Resnick observó a Pike y después se incorporó y rodeó la mesa para sentarse en su sillón. El sol poniente se reflejaba en los coches. Los aviones despegaban de LAX y se dirigían al oeste, rumbo al océano. Resnick se quedó mirándolos.

– De eso hace años. Michael Fallon está acusado de crímenes de guerra por las atrocidades que cometió en Sierra Leona.
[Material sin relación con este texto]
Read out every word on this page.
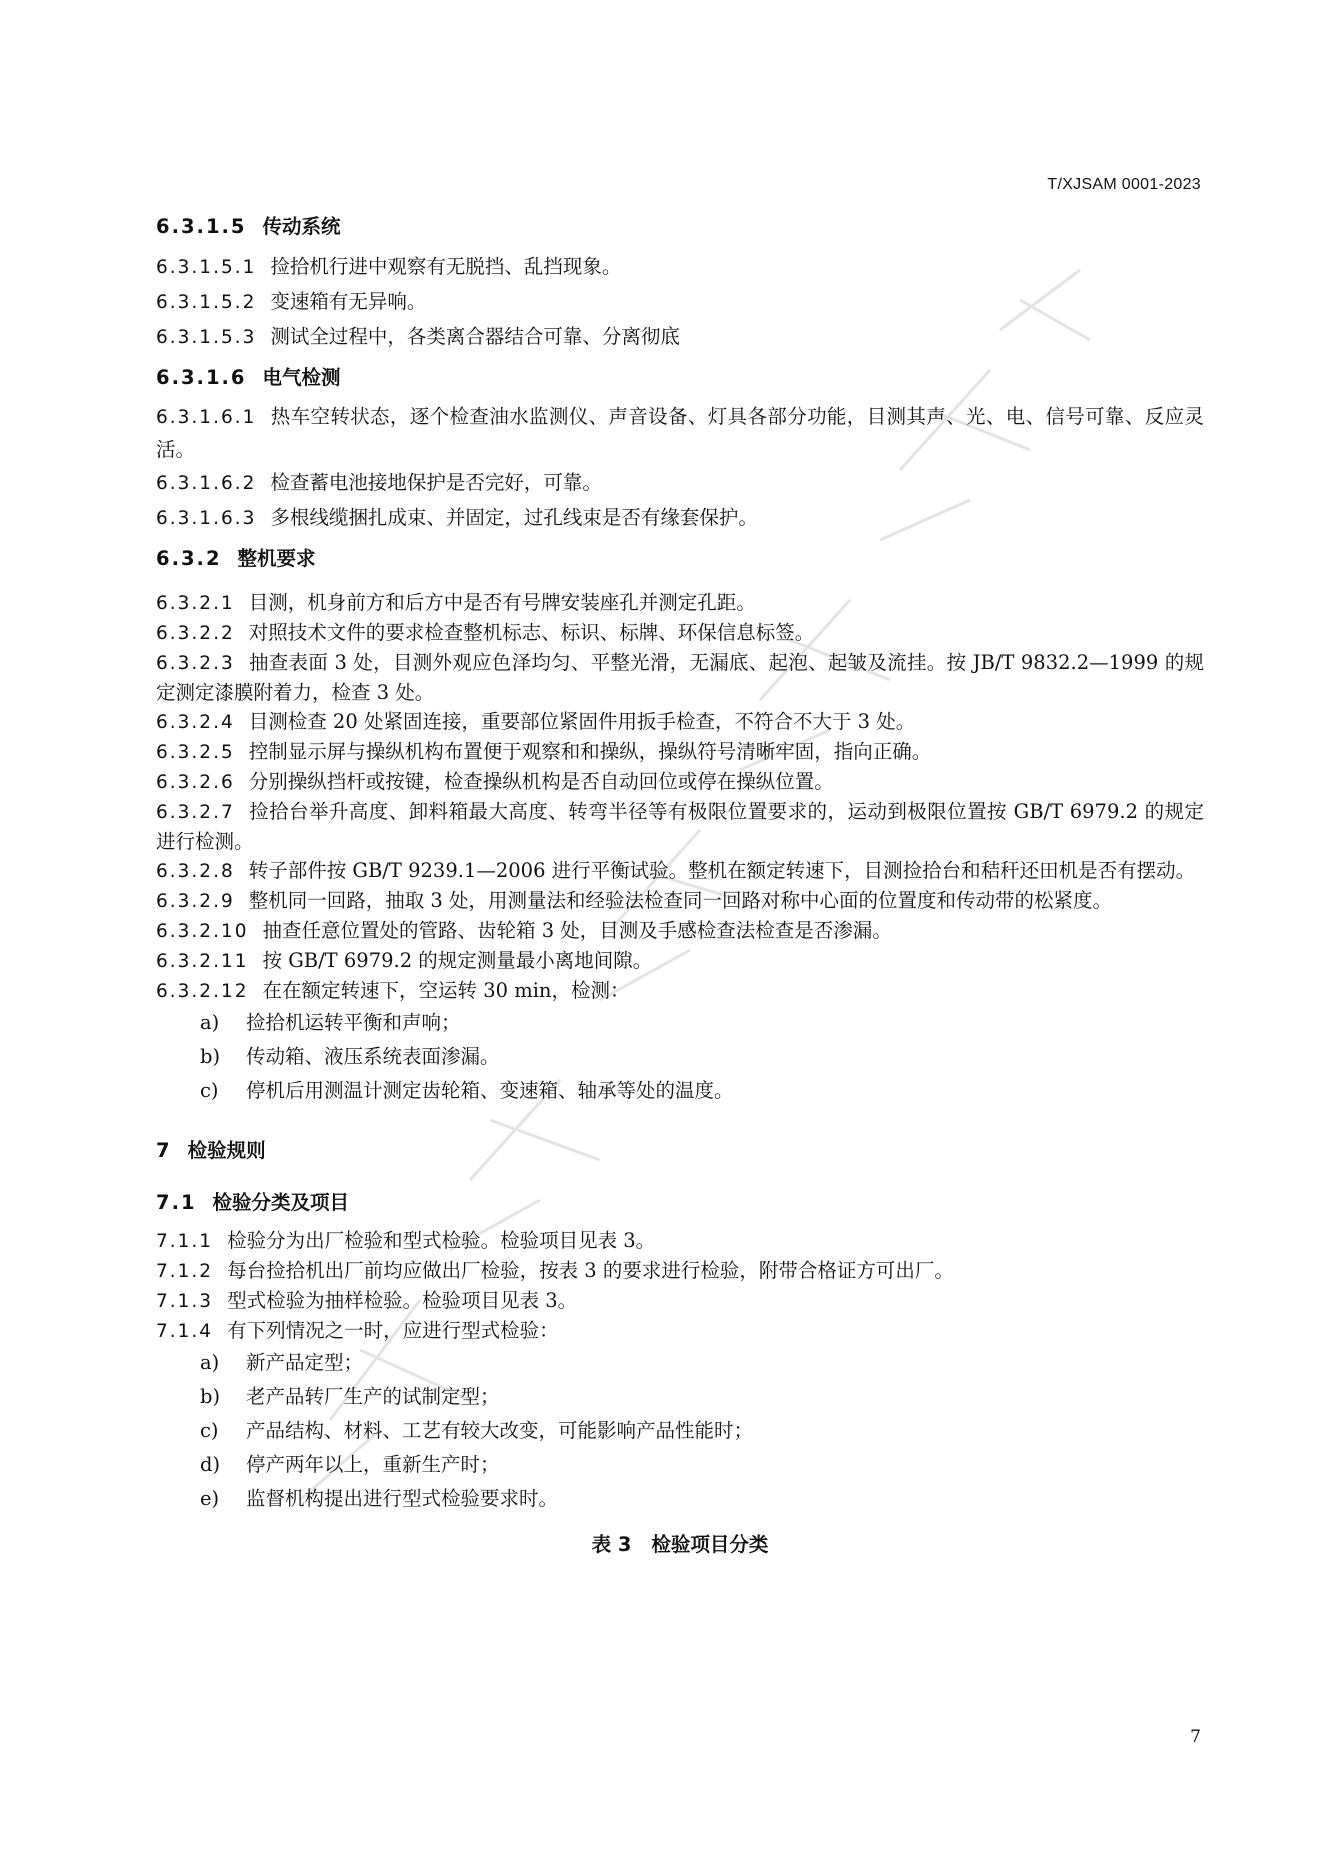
T/XJSAM 0001-2023

6.3.1.5 传动系统

6.3.1.5.1 捡拾机行进中观察有无脱挡、乱挡现象。

6.3.1.5.2 变速箱有无异响。

6.3.1.5.3 测试全过程中，各类离合器结合可靠、分离彻底

6.3.1.6 电气检测

6.3.1.6.1 热车空转状态，逐个检查油水监测仪、声音设备、灯具各部分功能，目测其声、光、电、信号可靠、反应灵活。

6.3.1.6.2 检查蓄电池接地保护是否完好，可靠。

6.3.1.6.3 多根线缆捆扎成束、并固定，过孔线束是否有缘套保护。

6.3.2 整机要求

6.3.2.1 目测，机身前方和后方中是否有号牌安装座孔并测定孔距。

6.3.2.2 对照技术文件的要求检查整机标志、标识、标牌、环保信息标签。

6.3.2.3 抽查表面 3 处，目测外观应色泽均匀、平整光滑，无漏底、起泡、起皱及流挂。按 JB/T 9832.2—1999 的规定测定漆膜附着力，检查 3 处。

6.3.2.4 目测检查 20 处紧固连接，重要部位紧固件用扳手检查，不符合不大于 3 处。

6.3.2.5 控制显示屏与操纵机构布置便于观察和和操纵，操纵符号清晰牢固，指向正确。

6.3.2.6 分别操纵挡杆或按键，检查操纵机构是否自动回位或停在操纵位置。

6.3.2.7 捡拾台举升高度、卸料箱最大高度、转弯半径等有极限位置要求的，运动到极限位置按 GB/T 6979.2 的规定进行检测。

6.3.2.8 转子部件按 GB/T 9239.1—2006 进行平衡试验。整机在额定转速下，目测捡拾台和秸秆还田机是否有摆动。

6.3.2.9 整机同一回路，抽取 3 处，用测量法和经验法检查同一回路对称中心面的位置度和传动带的松紧度。

6.3.2.10 抽查任意位置处的管路、齿轮箱 3 处，目测及手感检查法检查是否渗漏。

6.3.2.11 按 GB/T 6979.2 的规定测量最小离地间隙。

6.3.2.12 在在额定转速下，空运转 30 min，检测：

a) 捡拾机运转平衡和声响；

b) 传动箱、液压系统表面渗漏。

c) 停机后用测温计测定齿轮箱、变速箱、轴承等处的温度。

7 检验规则

7.1 检验分类及项目

7.1.1 检验分为出厂检验和型式检验。检验项目见表 3。

7.1.2 每台捡拾机出厂前均应做出厂检验，按表 3 的要求进行检验，附带合格证方可出厂。

7.1.3 型式检验为抽样检验。检验项目见表 3。

7.1.4 有下列情况之一时，应进行型式检验：

a) 新产品定型；

b) 老产品转厂生产的试制定型；

c) 产品结构、材料、工艺有较大改变，可能影响产品性能时；

d) 停产两年以上，重新生产时；

e) 监督机构提出进行型式检验要求时。

表 3 检验项目分类

7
La última vez que supe algo acerca de él estaba viviendo en Suramérica, en Brasil, creo, o quizás en Colombia. Si supiera cómo encontrarlo, se lo habría dicho al Departamento de Justicia. Me parece increíble que haya tenido cojones para volver a Estados Unidos. -Miró otra vez a Pike-. Si lo encuentra, ¿piensa matarlo?

Lo dijo con la misma naturalidad con que podría haberle preguntado si le gustaba el fútbol.

Pike no contestó, de modo que yo lo hice por él:

– Sí. Si es el precio que nos pide por ayudamos, sí.

Pike me puso la mano en el brazo. Con un sutil movimiento de la cabeza me indicó que lo dejara.

– Si lo quiere muerto, es hombre muerto -añadí-. Si no, no.

A mí sólo me importa el chico. Para recuperado haría lo que fuera.